Bruce Lenthall argues that radio’s intimacy was a tool for people to come to terms with the distancing stresses (personal and cultural) that modernization was creating, with radio itself a prime example of a technological and social instrument of modernization. Radio, like cars in Cotten Seiller's account, paradoxically symbolized and helped intensify the anxieties it partially alleviated.


On the one hand, radio spurred the cultural progression that was then underway by encouraging a model of one person speaking to many, a form of political and cultural exchange that privileged some speakers while marginalizing most others.
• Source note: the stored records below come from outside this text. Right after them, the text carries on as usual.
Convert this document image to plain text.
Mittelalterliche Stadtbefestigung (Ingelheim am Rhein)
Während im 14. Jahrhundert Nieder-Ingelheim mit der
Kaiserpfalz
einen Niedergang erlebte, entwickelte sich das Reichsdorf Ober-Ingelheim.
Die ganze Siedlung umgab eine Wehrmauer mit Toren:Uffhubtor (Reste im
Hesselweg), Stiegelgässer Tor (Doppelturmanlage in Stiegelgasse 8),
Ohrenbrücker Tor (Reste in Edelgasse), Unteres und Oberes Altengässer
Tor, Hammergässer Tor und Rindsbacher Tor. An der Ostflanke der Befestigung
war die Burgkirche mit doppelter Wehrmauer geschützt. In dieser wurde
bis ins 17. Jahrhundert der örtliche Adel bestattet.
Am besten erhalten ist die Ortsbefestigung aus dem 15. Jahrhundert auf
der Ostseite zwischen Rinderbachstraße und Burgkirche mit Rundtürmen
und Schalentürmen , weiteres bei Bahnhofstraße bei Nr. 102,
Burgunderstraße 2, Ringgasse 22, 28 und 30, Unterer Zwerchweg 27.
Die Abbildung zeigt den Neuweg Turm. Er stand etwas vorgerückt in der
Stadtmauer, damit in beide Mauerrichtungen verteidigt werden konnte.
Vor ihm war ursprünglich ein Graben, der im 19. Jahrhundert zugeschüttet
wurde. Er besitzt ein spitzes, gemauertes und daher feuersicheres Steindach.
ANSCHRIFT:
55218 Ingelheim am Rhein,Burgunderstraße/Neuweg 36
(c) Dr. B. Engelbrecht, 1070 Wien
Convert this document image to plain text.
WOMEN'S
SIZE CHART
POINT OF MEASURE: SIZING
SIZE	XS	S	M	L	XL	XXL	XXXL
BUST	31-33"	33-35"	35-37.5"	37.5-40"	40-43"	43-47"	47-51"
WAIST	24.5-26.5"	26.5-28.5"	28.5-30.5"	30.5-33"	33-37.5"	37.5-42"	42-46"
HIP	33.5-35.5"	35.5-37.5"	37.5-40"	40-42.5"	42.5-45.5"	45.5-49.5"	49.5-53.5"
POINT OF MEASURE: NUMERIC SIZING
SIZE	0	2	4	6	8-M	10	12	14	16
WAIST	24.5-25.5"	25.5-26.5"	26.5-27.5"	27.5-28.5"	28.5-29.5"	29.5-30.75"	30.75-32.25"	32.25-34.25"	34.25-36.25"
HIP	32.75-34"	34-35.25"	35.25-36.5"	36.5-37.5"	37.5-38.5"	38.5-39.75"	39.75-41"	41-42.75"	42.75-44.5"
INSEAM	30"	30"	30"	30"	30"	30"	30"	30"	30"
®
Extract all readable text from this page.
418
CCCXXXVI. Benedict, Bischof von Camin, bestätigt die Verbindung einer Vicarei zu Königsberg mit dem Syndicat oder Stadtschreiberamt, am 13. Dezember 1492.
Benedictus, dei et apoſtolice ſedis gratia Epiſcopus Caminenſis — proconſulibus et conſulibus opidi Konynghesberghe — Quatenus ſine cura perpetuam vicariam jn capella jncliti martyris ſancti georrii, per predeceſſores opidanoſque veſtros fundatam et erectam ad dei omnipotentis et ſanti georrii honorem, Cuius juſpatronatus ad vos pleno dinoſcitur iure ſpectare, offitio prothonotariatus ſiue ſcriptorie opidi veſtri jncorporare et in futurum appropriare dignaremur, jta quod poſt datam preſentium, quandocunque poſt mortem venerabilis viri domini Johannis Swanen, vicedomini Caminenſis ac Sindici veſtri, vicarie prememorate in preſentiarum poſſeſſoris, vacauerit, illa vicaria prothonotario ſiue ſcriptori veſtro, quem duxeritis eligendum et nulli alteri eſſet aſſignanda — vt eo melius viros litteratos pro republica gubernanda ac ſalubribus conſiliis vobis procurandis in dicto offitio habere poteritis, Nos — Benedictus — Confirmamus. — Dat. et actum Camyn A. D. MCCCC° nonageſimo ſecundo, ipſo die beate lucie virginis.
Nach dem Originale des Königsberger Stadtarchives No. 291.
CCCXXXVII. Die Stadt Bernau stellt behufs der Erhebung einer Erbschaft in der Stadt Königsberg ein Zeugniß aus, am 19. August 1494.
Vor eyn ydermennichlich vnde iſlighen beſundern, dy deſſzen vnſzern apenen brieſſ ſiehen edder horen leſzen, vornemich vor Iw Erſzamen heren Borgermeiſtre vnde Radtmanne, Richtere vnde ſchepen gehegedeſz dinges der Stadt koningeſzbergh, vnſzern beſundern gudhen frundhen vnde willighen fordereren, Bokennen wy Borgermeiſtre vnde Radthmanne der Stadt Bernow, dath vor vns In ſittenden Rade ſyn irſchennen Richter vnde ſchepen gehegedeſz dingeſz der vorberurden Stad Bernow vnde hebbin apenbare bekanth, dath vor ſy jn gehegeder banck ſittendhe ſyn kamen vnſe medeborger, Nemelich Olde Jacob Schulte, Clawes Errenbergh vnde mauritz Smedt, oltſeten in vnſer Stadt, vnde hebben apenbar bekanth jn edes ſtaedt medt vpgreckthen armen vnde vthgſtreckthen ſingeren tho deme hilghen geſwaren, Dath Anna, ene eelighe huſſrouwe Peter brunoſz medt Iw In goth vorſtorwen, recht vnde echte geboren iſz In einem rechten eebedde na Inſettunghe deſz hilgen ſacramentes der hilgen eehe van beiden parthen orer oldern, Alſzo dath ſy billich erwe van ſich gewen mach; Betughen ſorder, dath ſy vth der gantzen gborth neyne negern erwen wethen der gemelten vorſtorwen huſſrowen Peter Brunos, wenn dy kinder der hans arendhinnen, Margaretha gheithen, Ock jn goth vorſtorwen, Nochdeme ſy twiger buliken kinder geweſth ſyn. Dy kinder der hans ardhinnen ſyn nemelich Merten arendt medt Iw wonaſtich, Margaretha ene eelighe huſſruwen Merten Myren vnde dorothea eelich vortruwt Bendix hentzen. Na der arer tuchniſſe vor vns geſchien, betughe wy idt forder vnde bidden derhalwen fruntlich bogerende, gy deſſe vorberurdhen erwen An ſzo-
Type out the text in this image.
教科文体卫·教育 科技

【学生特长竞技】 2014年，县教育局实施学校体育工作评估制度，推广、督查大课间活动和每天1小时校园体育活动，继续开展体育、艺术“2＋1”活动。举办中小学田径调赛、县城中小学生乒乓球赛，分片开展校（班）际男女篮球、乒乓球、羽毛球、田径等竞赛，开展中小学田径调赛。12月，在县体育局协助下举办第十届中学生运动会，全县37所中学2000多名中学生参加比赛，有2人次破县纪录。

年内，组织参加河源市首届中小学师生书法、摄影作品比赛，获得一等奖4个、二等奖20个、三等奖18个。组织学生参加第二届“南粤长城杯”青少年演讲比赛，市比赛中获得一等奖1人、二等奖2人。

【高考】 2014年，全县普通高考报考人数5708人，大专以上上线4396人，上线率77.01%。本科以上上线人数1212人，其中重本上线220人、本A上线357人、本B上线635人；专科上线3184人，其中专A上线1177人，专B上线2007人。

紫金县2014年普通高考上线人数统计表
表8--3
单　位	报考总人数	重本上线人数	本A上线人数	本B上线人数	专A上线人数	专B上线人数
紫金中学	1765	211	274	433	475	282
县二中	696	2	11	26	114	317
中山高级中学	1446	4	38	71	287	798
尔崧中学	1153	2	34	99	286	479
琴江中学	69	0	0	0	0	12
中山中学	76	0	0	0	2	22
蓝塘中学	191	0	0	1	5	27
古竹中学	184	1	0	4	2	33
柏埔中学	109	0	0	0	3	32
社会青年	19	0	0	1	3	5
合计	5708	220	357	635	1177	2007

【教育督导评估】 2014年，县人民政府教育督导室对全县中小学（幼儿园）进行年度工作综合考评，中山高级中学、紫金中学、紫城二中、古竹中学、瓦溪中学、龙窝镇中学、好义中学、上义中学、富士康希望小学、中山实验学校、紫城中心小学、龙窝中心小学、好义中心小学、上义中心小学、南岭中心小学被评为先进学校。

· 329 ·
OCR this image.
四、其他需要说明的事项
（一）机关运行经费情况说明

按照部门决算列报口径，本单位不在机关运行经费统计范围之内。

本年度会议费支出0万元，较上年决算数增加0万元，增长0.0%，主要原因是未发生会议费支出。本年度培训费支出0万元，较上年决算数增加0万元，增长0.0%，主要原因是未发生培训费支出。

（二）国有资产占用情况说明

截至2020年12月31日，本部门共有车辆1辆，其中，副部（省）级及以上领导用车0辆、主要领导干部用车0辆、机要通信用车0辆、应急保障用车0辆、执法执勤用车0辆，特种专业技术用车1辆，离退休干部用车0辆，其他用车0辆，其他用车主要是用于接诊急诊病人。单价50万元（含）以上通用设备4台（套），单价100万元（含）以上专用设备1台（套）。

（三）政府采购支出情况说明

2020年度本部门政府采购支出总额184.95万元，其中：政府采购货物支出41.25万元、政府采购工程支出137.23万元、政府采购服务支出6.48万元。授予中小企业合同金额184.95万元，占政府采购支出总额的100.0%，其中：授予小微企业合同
Some public intellectuals of the 1930s, such as economist William Orton (on the right) and Marxist journalist James Rorty (on the left) feared that mass culture would overwhelm individual voices and choices, cordoning off public speech to all but the powerful, who would use the airwaves to engineer mass mind. Orton believed radio producers created inferior, uniform, cultural products that eliminated not only high culture but also minority cultures. Rorty, on the other hand, criticized radio’s concentration of cultural production under corporate control so only a few individuals could decide what mass audiences were allowed to hear.


On the other hand, by looking at Roosevelt’s fireside chats, popular radio champions such as Father Charles Coughlin and Dr. John Brinkley, as well as the efforts by executives hoping that radio could make art matter, radio forged connections among listeners, programmers, and political leaders and enabled communities to develop across once impenetrable geographic barriers. Looking at letters sent to popular radio programs, Lenthall shows that listeners imagined personal relationships with announcers on entertainment and public affairs programs and found themselves, often for the first time in their lives, connected with an evolving complex national community and believing they had some influence in mass society.


While Coughlin and Brinkley represented regressive and conservative voices, left-leaning writers such as Norman Corvin, Archibald MacLeish, Stephen Vincent Benet, and Arch Oboler demonstrated the “laboring of American culture” and filled scheduled hours lacking advertiser support with Modernist radio plays that pushed critical social, economic, and political messages - a stance taken up by broadcast television ten years later. Although Lenthall admits that Cold-War McCarthysim pushed these radio playwrights from the air after the war, he sees their work as an answer to the criticisms of radio and mass culture by Rorty, Orton, and a critical scholar such as Theodor Adorno.


Lethal concludes that neither critics nor defenders got the significance of radio completely right. Like Spiegel argues with television, the meaning of radio, Lenthall argues, can be found in some delicate balances between individual authority and centralized mass culture. If Americans learned to accept the new rules of mass culture, such as the power of corporations to control broadcast programming, they also found ways to push back as individuals, leaving their stamp on the culture they inhabited. Radio’s uniqueness as a medium of expressive culture could and did utilitze its inherent properties for bringing new ideas and forms into the public consciousness, despite consolidated and ultimately money-driven culturally conservative control.